Yaqub et al. 2018 — Monitoring heavy metals and pesticides in Pakistani tea samples (Mansehra gardens and market brands)

This study assessed heavy metals and pesticides in tea samples from two sources: 52 samples from Mansehra tea gardens (Pakistan) and 25 commercial brand tea samples from local markets. Heavy metals measured were Zn, Fe, Cr, Cu, Mn, and Co by AAS; pesticides (Bifenthrin, Lambda-Chalothrin, Dichlorovas, Glyphosate, Imidacloprid, Difenaconazole, Emamectin) by HPLC. The paper is B-tier due to limited sample characterisation, AAS rather than ICP-MS, and primary focus on pesticide detection rather than metals risk for human health. Key metals findings: Co in source tea exceeded the EU allowed limit (0.01 ppm); Mn exceeded EU standards in both sample types; other metals (Zn, Fe, Cu, Cr) were within limits.

Key numbers

Tea samples from source (Mansehra gardens, n=52) — mean concentrations (ppm = mg/kg):

  • Zinc: 1.3 ± 0.5; Iron: 45 ± 56; Copper: 1.5 ± 0.6; Manganese: 4 ± 3; Chromium: 2 ± 0.7; Cobalt: 1 ± 0.7

Tea brand samples (n=25):

  • Zinc: 0.1 ± 0.2; Iron: ND; Copper: 0.02 ± 0.02; Manganese: 0.2 ± 0.2; Chromium: 0.002 ± 0.004; Cobalt: 0.006 ± 0.001

EU Maximum Residue Limits (MRLs) reference values:

  • Zinc: 100; Iron: 500; Copper: 0.01; Manganese: 0.16; Chromium: 2.3; Cobalt: 0.01 (ppm)

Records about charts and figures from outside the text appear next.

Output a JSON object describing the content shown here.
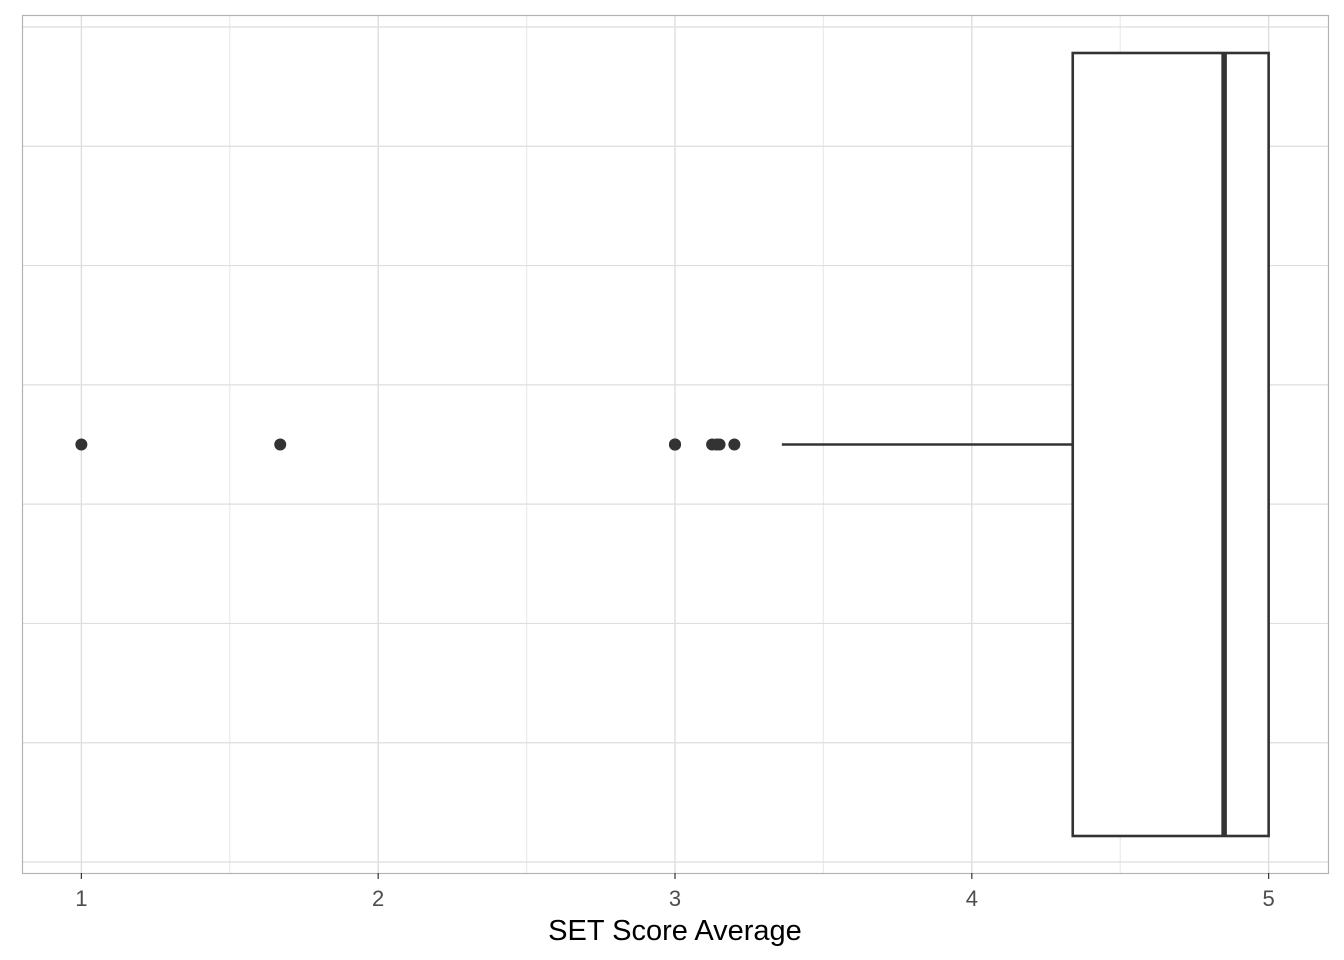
{
  "chart_data": {
    "type": "boxplot",
    "orientation": "horizontal",
    "title": "",
    "xlabel": "SET Score Average",
    "ylabel": "",
    "xlim": [
      0.8,
      5.2
    ],
    "x_ticks": [
      1,
      2,
      3,
      4,
      5
    ],
    "x_tick_labels": [
      "1",
      "2",
      "3",
      "4",
      "5"
    ],
    "x_minor_ticks": [
      1.5,
      2.5,
      3.5,
      4.5
    ],
    "y_gridlines": 8,
    "grid": true,
    "box": {
      "whisker_low": 3.36,
      "q1": 4.34,
      "median": 4.85,
      "q3": 5.0,
      "whisker_high": 5.0
    },
    "outliers": [
      1.0,
      1.67,
      3.0,
      3.0,
      3.0,
      3.125,
      3.14,
      3.15,
      3.2
    ],
    "colors": {
      "box_line": "#333333",
      "grid_major": "#dedede",
      "grid_minor": "#ebebeb",
      "panel_border": "#b3b3b3",
      "points": "#333333"
    }
  }
}
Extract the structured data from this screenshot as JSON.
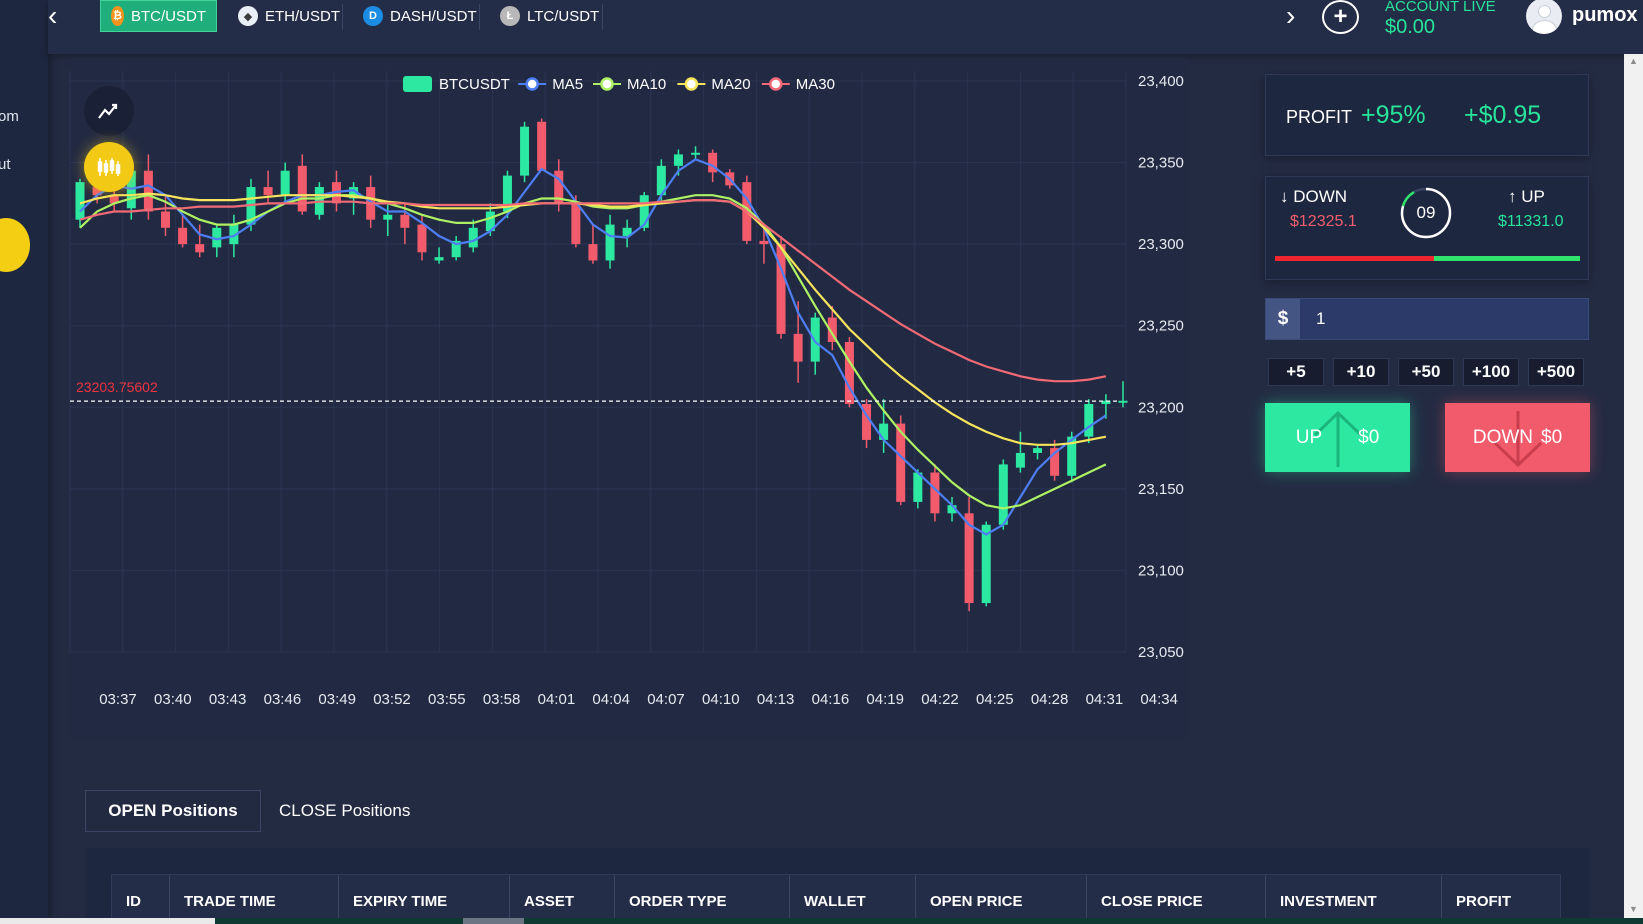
{
  "sidebar": {
    "items": [
      "om",
      "ut"
    ]
  },
  "topbar": {
    "tabs": [
      {
        "label": "BTC/USDT",
        "icon": "bitcoin-icon",
        "active": true
      },
      {
        "label": "ETH/USDT",
        "icon": "ethereum-icon",
        "active": false
      },
      {
        "label": "DASH/USDT",
        "icon": "dash-icon",
        "active": false
      },
      {
        "label": "LTC/USDT",
        "icon": "litecoin-icon",
        "active": false
      }
    ],
    "account_label": "ACCOUNT LIVE",
    "account_balance": "$0.00",
    "username": "pumox"
  },
  "chart_data": {
    "type": "line",
    "title": "",
    "xlabel": "",
    "ylabel": "",
    "legend": [
      "BTCUSDT",
      "MA5",
      "MA10",
      "MA20",
      "MA30"
    ],
    "legend_position": "top-center",
    "colors": {
      "BTCUSDT_up": "#2ce8a1",
      "BTCUSDT_down": "#f25b6b",
      "MA5": "#4d7ef5",
      "MA10": "#aef263",
      "MA20": "#f6e45c",
      "MA30": "#f16a76"
    },
    "x_ticks": [
      "03:37",
      "03:40",
      "03:43",
      "03:46",
      "03:49",
      "03:52",
      "03:55",
      "03:58",
      "04:01",
      "04:04",
      "04:07",
      "04:10",
      "04:13",
      "04:16",
      "04:19",
      "04:22",
      "04:25",
      "04:28",
      "04:31",
      "04:34"
    ],
    "y_ticks": [
      "23,400",
      "23,350",
      "23,300",
      "23,250",
      "23,200",
      "23,150",
      "23,100",
      "23,050"
    ],
    "ylim": [
      23050,
      23400
    ],
    "current_price": "23203.75602",
    "candles": [
      [
        23315,
        23340,
        23310,
        23338
      ],
      [
        23335,
        23345,
        23325,
        23330
      ],
      [
        23330,
        23345,
        23320,
        23325
      ],
      [
        23322,
        23348,
        23315,
        23345
      ],
      [
        23345,
        23355,
        23315,
        23320
      ],
      [
        23320,
        23330,
        23305,
        23310
      ],
      [
        23310,
        23318,
        23298,
        23300
      ],
      [
        23300,
        23312,
        23292,
        23295
      ],
      [
        23298,
        23312,
        23292,
        23310
      ],
      [
        23300,
        23318,
        23292,
        23312
      ],
      [
        23312,
        23340,
        23308,
        23335
      ],
      [
        23335,
        23345,
        23325,
        23330
      ],
      [
        23330,
        23350,
        23325,
        23345
      ],
      [
        23348,
        23355,
        23318,
        23320
      ],
      [
        23318,
        23338,
        23315,
        23335
      ],
      [
        23338,
        23345,
        23320,
        23325
      ],
      [
        23328,
        23338,
        23318,
        23335
      ],
      [
        23335,
        23342,
        23310,
        23315
      ],
      [
        23315,
        23325,
        23305,
        23318
      ],
      [
        23318,
        23325,
        23300,
        23310
      ],
      [
        23312,
        23318,
        23290,
        23295
      ],
      [
        23290,
        23298,
        23288,
        23292
      ],
      [
        23292,
        23305,
        23290,
        23302
      ],
      [
        23298,
        23315,
        23295,
        23310
      ],
      [
        23308,
        23325,
        23305,
        23320
      ],
      [
        23320,
        23345,
        23316,
        23342
      ],
      [
        23342,
        23375,
        23338,
        23372
      ],
      [
        23375,
        23377,
        23345,
        23345
      ],
      [
        23345,
        23352,
        23320,
        23325
      ],
      [
        23325,
        23330,
        23298,
        23300
      ],
      [
        23300,
        23312,
        23288,
        23290
      ],
      [
        23290,
        23318,
        23285,
        23312
      ],
      [
        23305,
        23315,
        23298,
        23310
      ],
      [
        23310,
        23332,
        23308,
        23330
      ],
      [
        23330,
        23352,
        23325,
        23348
      ],
      [
        23348,
        23358,
        23342,
        23355
      ],
      [
        23355,
        23360,
        23352,
        23356
      ],
      [
        23356,
        23358,
        23338,
        23344
      ],
      [
        23344,
        23346,
        23334,
        23336
      ],
      [
        23338,
        23342,
        23300,
        23302
      ],
      [
        23302,
        23310,
        23288,
        23300
      ],
      [
        23300,
        23305,
        23242,
        23245
      ],
      [
        23245,
        23265,
        23215,
        23228
      ],
      [
        23228,
        23258,
        23220,
        23255
      ],
      [
        23255,
        23262,
        23235,
        23240
      ],
      [
        23240,
        23243,
        23200,
        23202
      ],
      [
        23202,
        23205,
        23175,
        23180
      ],
      [
        23180,
        23205,
        23172,
        23190
      ],
      [
        23190,
        23195,
        23140,
        23142
      ],
      [
        23142,
        23162,
        23138,
        23160
      ],
      [
        23160,
        23165,
        23130,
        23135
      ],
      [
        23135,
        23145,
        23130,
        23140
      ],
      [
        23135,
        23145,
        23075,
        23080
      ],
      [
        23080,
        23130,
        23078,
        23128
      ],
      [
        23128,
        23168,
        23125,
        23165
      ],
      [
        23163,
        23185,
        23160,
        23172
      ],
      [
        23172,
        23177,
        23168,
        23175
      ],
      [
        23175,
        23180,
        23155,
        23158
      ],
      [
        23158,
        23185,
        23154,
        23182
      ],
      [
        23182,
        23205,
        23178,
        23202
      ],
      [
        23202,
        23208,
        23193,
        23204
      ],
      [
        23203,
        23216,
        23200,
        23204
      ]
    ],
    "series": [
      {
        "name": "MA5",
        "values": [
          23320,
          23330,
          23336,
          23334,
          23336,
          23330,
          23318,
          23306,
          23303,
          23305,
          23312,
          23320,
          23326,
          23330,
          23330,
          23332,
          23333,
          23326,
          23320,
          23320,
          23313,
          23305,
          23300,
          23302,
          23308,
          23318,
          23332,
          23346,
          23340,
          23326,
          23312,
          23305,
          23304,
          23312,
          23330,
          23345,
          23352,
          23348,
          23340,
          23328,
          23310,
          23285,
          23258,
          23240,
          23232,
          23212,
          23195,
          23180,
          23170,
          23160,
          23150,
          23140,
          23128,
          23122,
          23128,
          23145,
          23162,
          23172,
          23180,
          23188,
          23195
        ]
      },
      {
        "name": "MA10",
        "values": [
          23310,
          23320,
          23325,
          23328,
          23330,
          23326,
          23320,
          23315,
          23312,
          23312,
          23315,
          23320,
          23325,
          23328,
          23328,
          23330,
          23330,
          23328,
          23325,
          23322,
          23318,
          23315,
          23313,
          23313,
          23316,
          23320,
          23325,
          23328,
          23328,
          23326,
          23323,
          23322,
          23322,
          23324,
          23326,
          23328,
          23330,
          23330,
          23328,
          23322,
          23312,
          23298,
          23280,
          23262,
          23245,
          23228,
          23212,
          23198,
          23185,
          23174,
          23164,
          23154,
          23146,
          23140,
          23138,
          23140,
          23145,
          23150,
          23155,
          23160,
          23165
        ]
      },
      {
        "name": "MA20",
        "values": [
          23325,
          23328,
          23330,
          23330,
          23331,
          23330,
          23328,
          23327,
          23327,
          23327,
          23328,
          23329,
          23330,
          23330,
          23330,
          23330,
          23329,
          23328,
          23326,
          23325,
          23323,
          23322,
          23322,
          23322,
          23322,
          23323,
          23324,
          23325,
          23325,
          23325,
          23324,
          23323,
          23323,
          23324,
          23325,
          23326,
          23327,
          23327,
          23326,
          23320,
          23310,
          23298,
          23285,
          23272,
          23260,
          23248,
          23238,
          23228,
          23219,
          23211,
          23203,
          23196,
          23190,
          23185,
          23181,
          23178,
          23177,
          23177,
          23178,
          23180,
          23182
        ]
      },
      {
        "name": "MA30",
        "values": [
          23315,
          23318,
          23320,
          23320,
          23321,
          23322,
          23322,
          23323,
          23323,
          23323,
          23324,
          23325,
          23325,
          23325,
          23326,
          23326,
          23326,
          23325,
          23325,
          23325,
          23324,
          23324,
          23324,
          23324,
          23324,
          23324,
          23325,
          23325,
          23325,
          23325,
          23325,
          23325,
          23325,
          23325,
          23326,
          23326,
          23327,
          23327,
          23326,
          23320,
          23312,
          23304,
          23296,
          23288,
          23280,
          23272,
          23265,
          23258,
          23251,
          23245,
          23239,
          23234,
          23229,
          23225,
          23222,
          23219,
          23217,
          23216,
          23216,
          23217,
          23219
        ]
      }
    ]
  },
  "profit": {
    "label": "PROFIT",
    "percent": "+95%",
    "amount": "+$0.95"
  },
  "updown": {
    "down_label": "DOWN",
    "down_value": "$12325.1",
    "up_label": "UP",
    "up_value": "$11331.0",
    "timer": "09",
    "down_ratio": 0.52
  },
  "amount": {
    "currency": "$",
    "value": "1"
  },
  "quick_amounts": [
    "+5",
    "+10",
    "+50",
    "+100",
    "+500"
  ],
  "buttons": {
    "up_label": "UP",
    "up_amount": "$0",
    "down_label": "DOWN",
    "down_amount": "$0"
  },
  "positions": {
    "tabs": [
      "OPEN Positions",
      "CLOSE Positions"
    ],
    "columns": [
      "ID",
      "TRADE TIME",
      "EXPIRY TIME",
      "ASSET",
      "ORDER TYPE",
      "WALLET",
      "OPEN PRICE",
      "CLOSE PRICE",
      "INVESTMENT",
      "PROFIT"
    ]
  }
}
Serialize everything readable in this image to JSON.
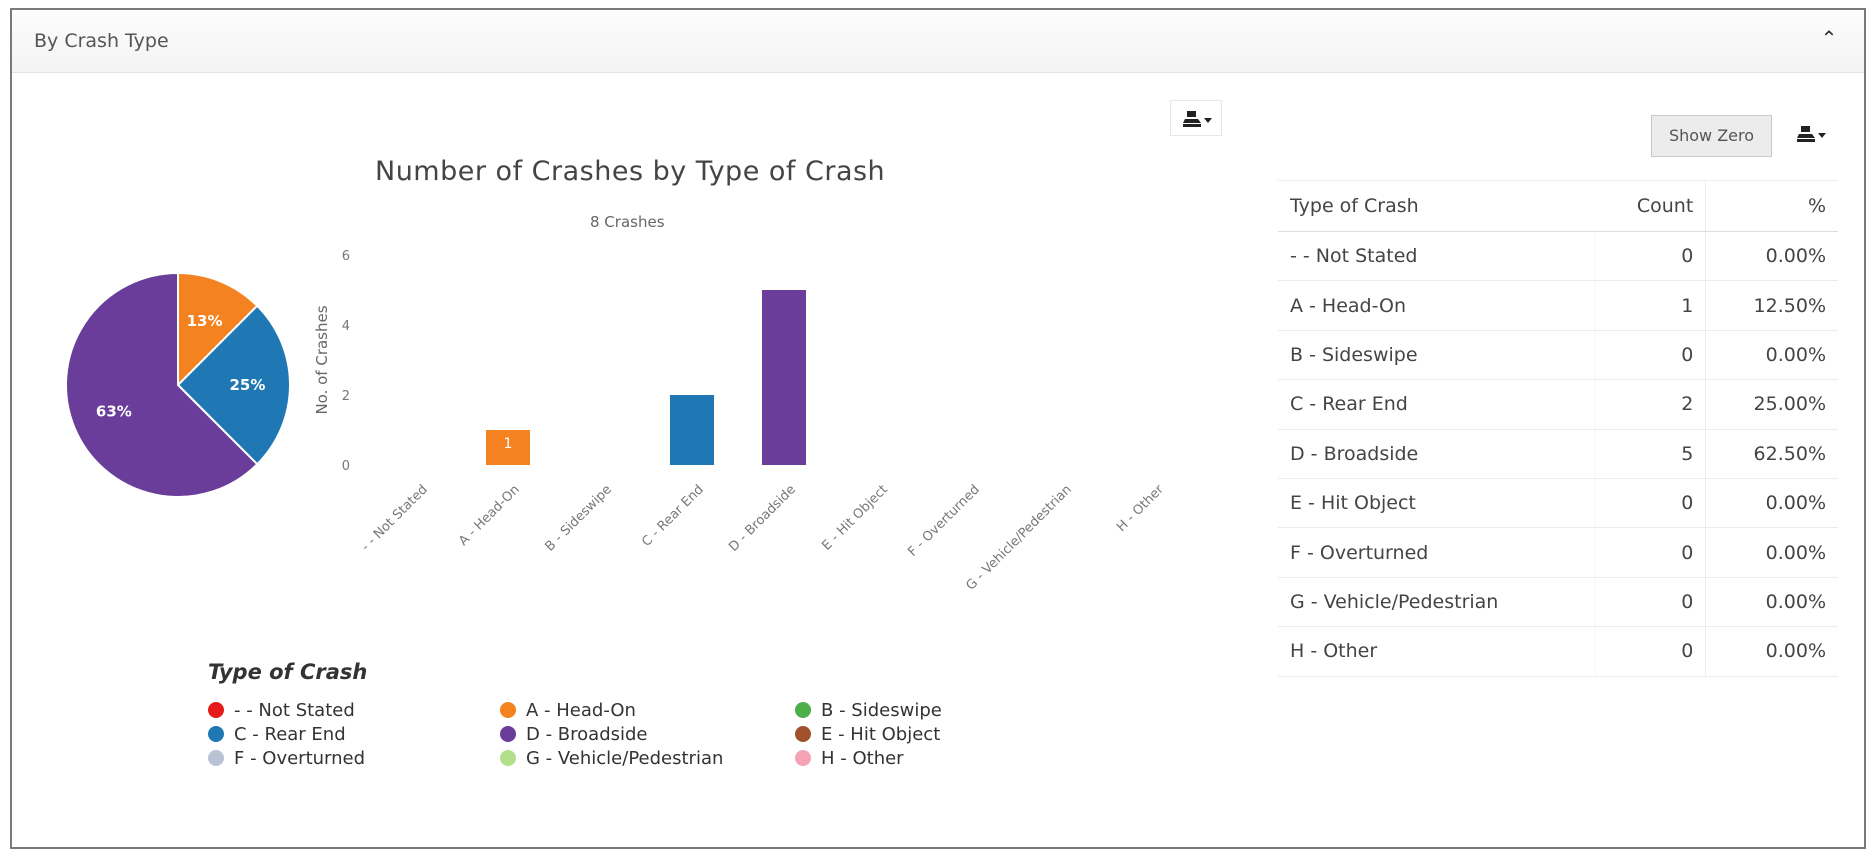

Notable: Cobalt in garden source tea (mean 1 ppm) exceeded EU MRL of 0.01 ppm in all samples; Manganese in source tea (mean 4 ppm) exceeded EU MRL of 0.16 ppm. Note: Pb, Cd, As, Ni not measured — significant omission for HMT&C relevance.

Pesticides in brand tea: Imidacloprid at mean 379 ± 329 ppm (well above MRL of 0.01 ppm) in several commercial brand samples — a major pesticide contamination signal, though not a metal.

Methods (brief)

AAS (Buck Scientific 210 VGP) for metals; HPLC (Agilent 1260, ODS 18 Column) for pesticides. Microwave digestion for metals: 30 mL H₂O₂ + 50 mL HNO₃. LOD calculated as 3:1 signal:noise; LOQ as 10:1.

Limitations

Pb, Cd, As, and Ni not measured — the four highest-priority HMT&C analytes are absent. AAS limits sensitivity compared to ICP-MS for trace elements. Small commercial brand sample set (n=25). No speciation for Cr (total only). Pakistan-specific gardens; limited geographic generalisability.

Implications

  • Certification: Low direct value for HMT&C threshold-setting because Pb, Cd, and As not measured. Useful only as a background reference for Mn and Co in Pakistani tea.
  • Courses: Useful for pesticide-metal co-contamination module; Imidacloprid result is striking. Not a primary metal reference.
  • App: Do not use for contamination_profile updates — key analytes not measured.